Постояла Надя, подпирая дверной косяк, посмотрела, как парни из квашни тесто на буханки разделывают. Кончили разгружать, освободился Мансур, отпустили машину и снова хлеб грузить, теперь уже Наде, 276 килограммов как и положено. Расписалась в ведомостях — и до свидания, теперь можно и домой, в зону. Мишаня сунул ей в руки горячий обломок хлеба.

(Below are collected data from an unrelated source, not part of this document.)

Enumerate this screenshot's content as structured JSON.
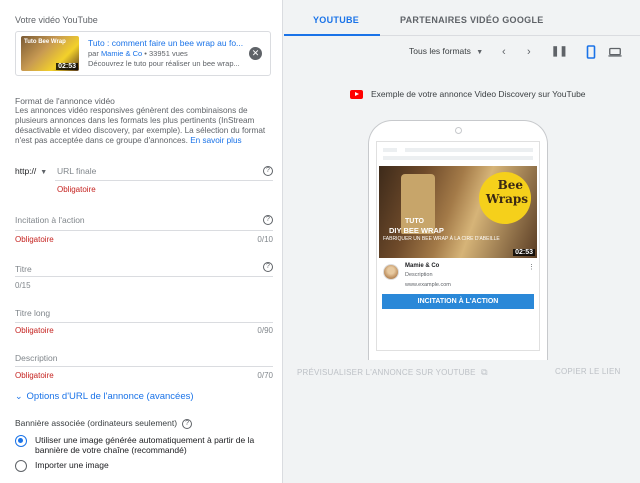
{
  "left": {
    "video_section_label": "Votre vidéo YouTube",
    "video": {
      "thumb_text": "Tuto Bee Wrap",
      "duration": "02:53",
      "title": "Tuto : comment faire un bee wrap au fo...",
      "by": "par",
      "channel": "Mamie & Co",
      "views": "• 33951 vues",
      "description": "Découvrez le tuto pour réaliser un bee wrap..."
    },
    "format": {
      "title": "Format de l'annonce vidéo",
      "text": "Les annonces vidéo responsives génèrent des combinaisons de plusieurs annonces dans les formats les plus pertinents (InStream désactivable et video discovery, par exemple). La sélection du format n'est pas acceptée dans ce groupe d'annonces.",
      "link": "En savoir plus"
    },
    "url_field": {
      "protocol": "http://",
      "placeholder": "URL finale",
      "error": "Obligatoire"
    },
    "cta_field": {
      "placeholder": "Incitation à l'action",
      "error": "Obligatoire",
      "counter": "0/10"
    },
    "title_field": {
      "placeholder": "Titre",
      "counter": "0/15"
    },
    "long_title_field": {
      "placeholder": "Titre long",
      "error": "Obligatoire",
      "counter": "0/90"
    },
    "description_field": {
      "placeholder": "Description",
      "error": "Obligatoire",
      "counter": "0/70"
    },
    "advanced_label": "Options d'URL de l'annonce (avancées)",
    "banner_label": "Bannière associée (ordinateurs seulement)",
    "radio_auto": "Utiliser une image générée automatiquement à partir de la bannière de votre chaîne (recommandé)",
    "radio_import": "Importer une image"
  },
  "right": {
    "tabs": [
      "YOUTUBE",
      "PARTENAIRES VIDÉO GOOGLE"
    ],
    "format_select": "Tous les formats",
    "example_label": "Exemple de votre annonce Video Discovery sur YouTube",
    "ad": {
      "brand_line1": "Bee",
      "brand_line2": "Wraps",
      "tuto": "TUTO",
      "headline": "DIY BEE WRAP",
      "subline": "FABRIQUER UN BEE WRAP À LA CIRE D'ABEILLE",
      "duration": "02:53",
      "channel": "Mamie & Co",
      "description": "Description",
      "url": "www.example.com",
      "cta": "INCITATION À L'ACTION"
    },
    "preview_link": "PRÉVISUALISER L'ANNONCE SUR YOUTUBE",
    "copy_link": "COPIER LE LIEN"
  },
  "colors": {
    "accent": "#1a73e8",
    "error": "#c5221f",
    "cta": "#2a88d8"
  }
}
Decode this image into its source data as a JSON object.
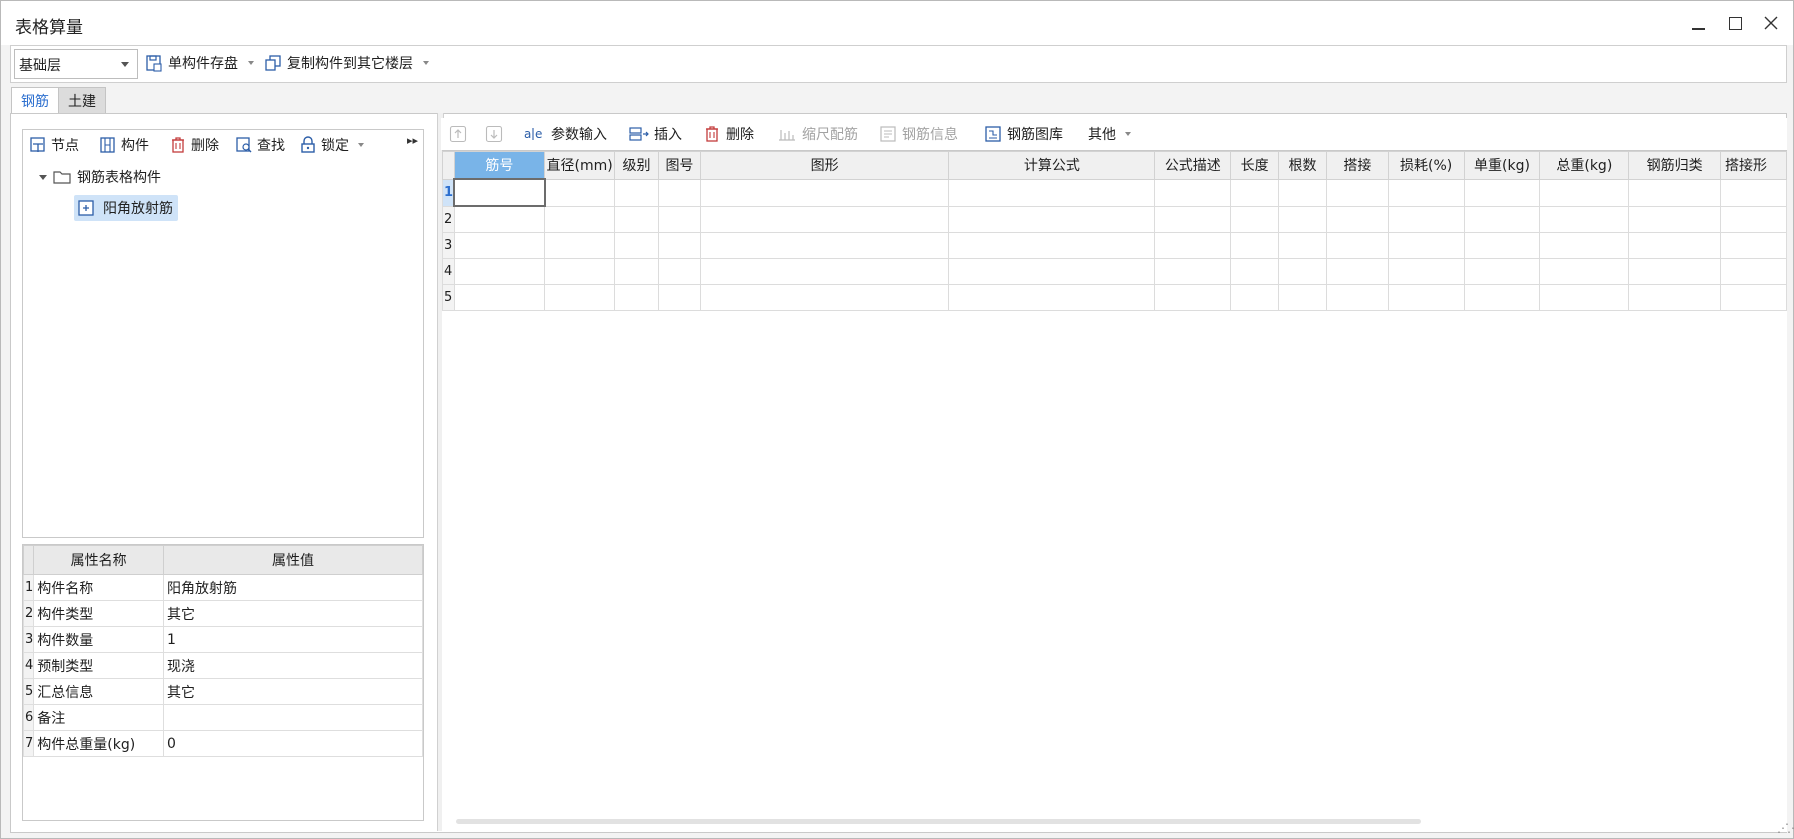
{
  "window": {
    "title": "表格算量"
  },
  "toolbar": {
    "floor_select": "基础层",
    "save_single": "单构件存盘",
    "copy_to_floor": "复制构件到其它楼层"
  },
  "tabs": [
    {
      "label": "钢筋",
      "active": true
    },
    {
      "label": "土建",
      "active": false
    }
  ],
  "left_toolbar": {
    "node": "节点",
    "component": "构件",
    "delete": "删除",
    "find": "查找",
    "lock": "锁定"
  },
  "tree": {
    "root": "钢筋表格构件",
    "child": "阳角放射筋"
  },
  "properties": {
    "headers": [
      "属性名称",
      "属性值"
    ],
    "rows": [
      {
        "n": "1",
        "name": "构件名称",
        "value": "阳角放射筋"
      },
      {
        "n": "2",
        "name": "构件类型",
        "value": "其它"
      },
      {
        "n": "3",
        "name": "构件数量",
        "value": "1"
      },
      {
        "n": "4",
        "name": "预制类型",
        "value": "现浇"
      },
      {
        "n": "5",
        "name": "汇总信息",
        "value": "其它"
      },
      {
        "n": "6",
        "name": "备注",
        "value": ""
      },
      {
        "n": "7",
        "name": "构件总重量(kg)",
        "value": "0"
      }
    ]
  },
  "right_toolbar": {
    "param_input": "参数输入",
    "insert": "插入",
    "delete": "删除",
    "scale_rebar": "缩尺配筋",
    "rebar_info": "钢筋信息",
    "rebar_library": "钢筋图库",
    "other": "其他"
  },
  "grid": {
    "columns": [
      "筋号",
      "直径(mm)",
      "级别",
      "图号",
      "图形",
      "计算公式",
      "公式描述",
      "长度",
      "根数",
      "搭接",
      "损耗(%)",
      "单重(kg)",
      "总重(kg)",
      "钢筋归类",
      "搭接形"
    ],
    "row_numbers": [
      "1",
      "2",
      "3",
      "4",
      "5"
    ]
  },
  "colors": {
    "accent": "#2c6fcf",
    "selected_header": "#79b4e8",
    "selected_row": "#cfe3f8"
  }
}
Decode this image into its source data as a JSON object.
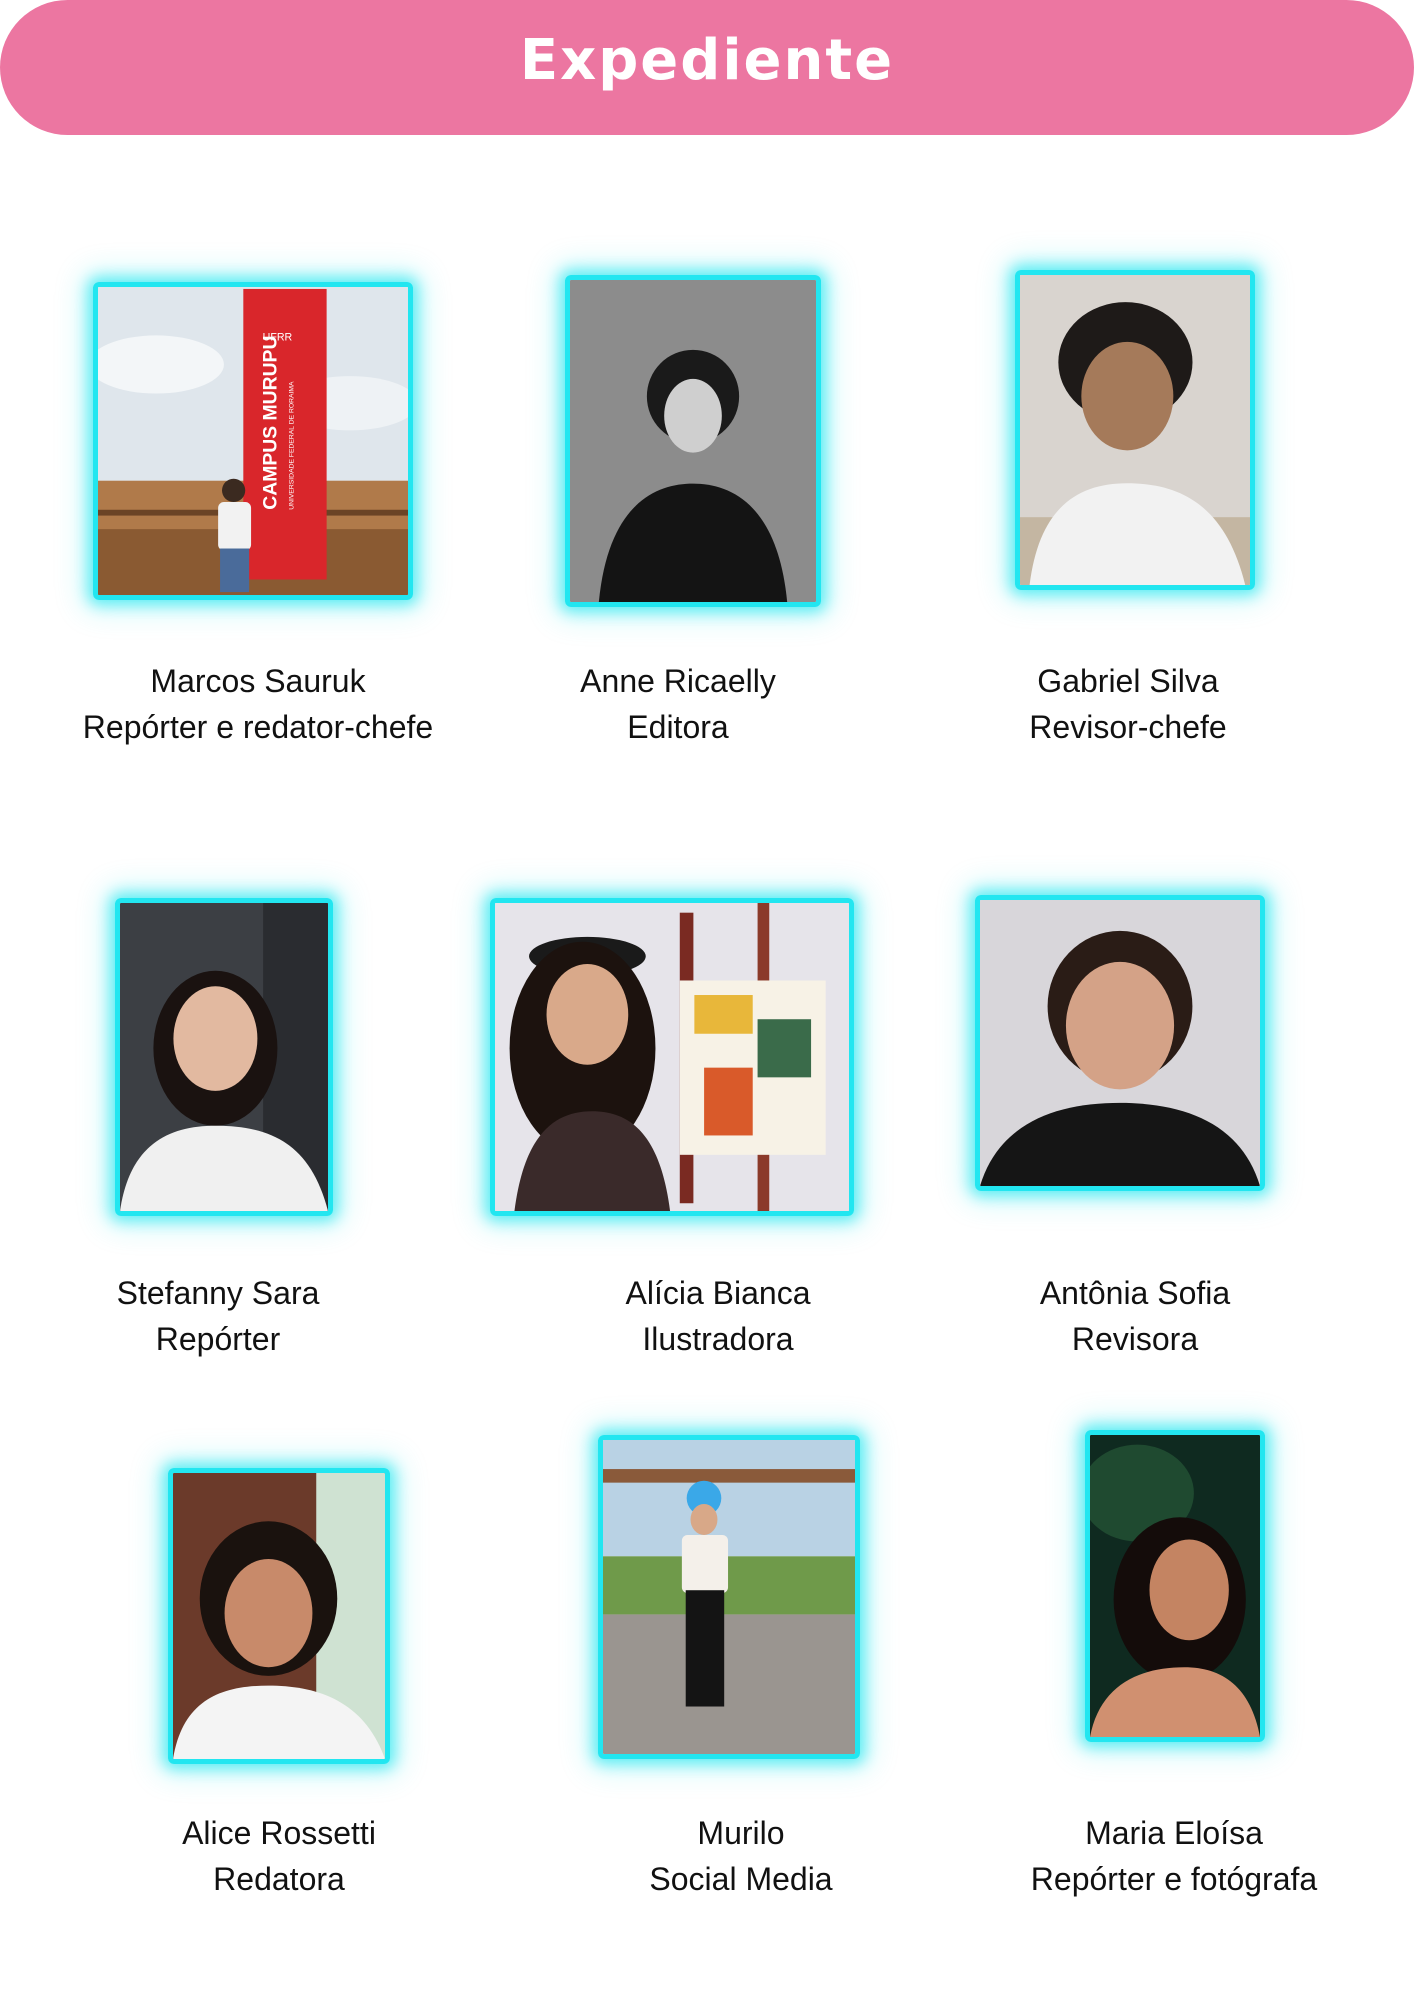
{
  "page": {
    "title": "Expediente",
    "banner_color": "#ec76a1",
    "glow_color": "#22e6f0"
  },
  "members": [
    {
      "name": "Marcos Sauruk",
      "role": "Repórter e redator-chefe",
      "photo_sign_top": "UFRR",
      "photo_sign_main": "CAMPUS MURUPU",
      "photo_sign_sub": "UNIVERSIDADE FEDERAL DE RORAIMA"
    },
    {
      "name": "Anne Ricaelly",
      "role": "Editora"
    },
    {
      "name": "Gabriel Silva",
      "role": "Revisor-chefe"
    },
    {
      "name": "Stefanny Sara",
      "role": "Repórter"
    },
    {
      "name": "Alícia Bianca",
      "role": "Ilustradora"
    },
    {
      "name": "Antônia Sofia",
      "role": "Revisora"
    },
    {
      "name": "Alice Rossetti",
      "role": "Redatora"
    },
    {
      "name": "Murilo",
      "role": "Social Media"
    },
    {
      "name": "Maria Eloísa",
      "role": "Repórter e fotógrafa"
    }
  ]
}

— Брак, — пояснил он. — Вытаскивали из печи, — на пол шлепнулся!
Горячий хлеб требует аккуратного обращения. Это точно.
— Смотри, лошади не отдай, как в прошлый раз! Фома тогда на тебя обозлился, говорит: «Не дай ей больше, людям не хватает, а она скотине».
— Сам он скотина, — обиделась Надя, за что была награждена понимающей, доброй улыбкой Мишани.
— Горячий хлеб для лошади вредно, да и корове нехорошо.
— Спасибо, Мишаня! — а сама подумала: «Отъеду за поворот и угощу Ночку». А та уже повела бархатными ноздрями, задвигала губами, показывая черные, щербатые зубы.
— Но! Ночка! Поворачивай! — крикнула Надя, взяла в руки вожжи, а под рукавицами, в которых хлеб грузила, письмо. Оглянулась вокруг — никого. Отъехала немного от пекарни, чтоб видно не было, и вытащила конверт, посмотреть: кому? На конверте надпись: «Хлеборезке». Почерк корявый…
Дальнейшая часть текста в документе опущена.